Three ingestion scripts are at smg_jobs/smg_loader.py
, smg_jobs/smg_blog_journal_loader.py
and vanda_jobs/vanda_loader.py
. They require ensuring that config/field_mapping.py
is the correct version for the collection (there is also a field_mapping_vanda.py
in the same folder).
These scripts run the load from source CSVs and any CSVs created from URL lookup and record linkage processes. They then run NER and internal EL on the collection. Results of NER and NEL can be saved and then loaded using the entity_list_save_path
and entity_list_data_path
arguments.
See example in run.py > jobs.match_people_orgs()
.
Examples of running this process can be found in the demos
folder. A CSV file with predicted owl:sameAs
connections between SMG records and Wikidata records is outputted by each of these notebooks. This CSV can then be loaded into the Elasticsearch index using the chosen predicate - see smg_jobs/smg_loader.py > load_sameas_from_disambiguator()
.
There are a few steps to this:
- Set up a BLINK endpoint on your localhost.
- Run the script
smg_jobs/run_blink.py
for each Elasticsearch index you want to run through BLINK. You can change the entity types (differenthc:
predicates) that it runs on in the script. Each run of this script will produce a.jsonl
file. - For each JSONL file, manually inspect some results and decide on a suitable confidence threshold. The default is 0.9.

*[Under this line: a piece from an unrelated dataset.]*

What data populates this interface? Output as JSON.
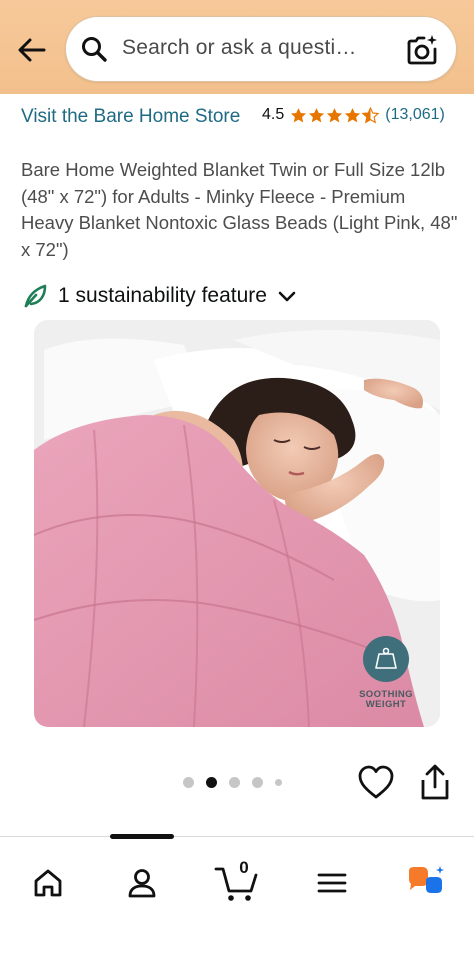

- For each JSONL file, then run
smg_jobs/load_blink_from_json.py
to load these links into the corresponding Elasticsearch index.
The version of BLINK used for Heritage Connector is based on Wikipedia and Wikidata dumps from 2019. It would be ideal to be able to update this model to reflect the latest changes in both these sources, however a the moment there is no way to do this.
There are a few options for building up-to-date entity linking to Wikidata:
- Consider using GENRE - a newer version of BLINK - which seems to have the potential to be updated from Wikidata and Wikipedia. Note that this training process is likely to be expensive.
- Use another, cheaper entity linker, like OpenTapioca or spaCy's EL, which is either kept in sync with Wikidata or is easier to update. For Heritage Connector, I found that many of these systems performed too poorly for what we were trying to achieve. Some also do NER and EL in one step. Ideally you want one which looks up the results of the NER model, as it will a) produce better results and b) be easier to plug in to this existing code.
- Have a look for another, more up-to-date solution in the benchmarks for entity linking to Wikidata (note that there might be another dataset/benchmark for entity linking to Wikidata by the time anyone reads this!). An easy way to integrate a new solution would to be to wrap it in a REST API which is similar to TheScienceMuseum/BLINK, as the code in this repo could then be used as-is.
See elastic-wikidata.
The smg_jobs/es_to_csv.py
script does the heavy lifting to create an ntriples or CSV file from multiple JSON-LD Elasticsearch indices, as well as caching relevant parts of Wikidata. This could easily be rewritten for another project.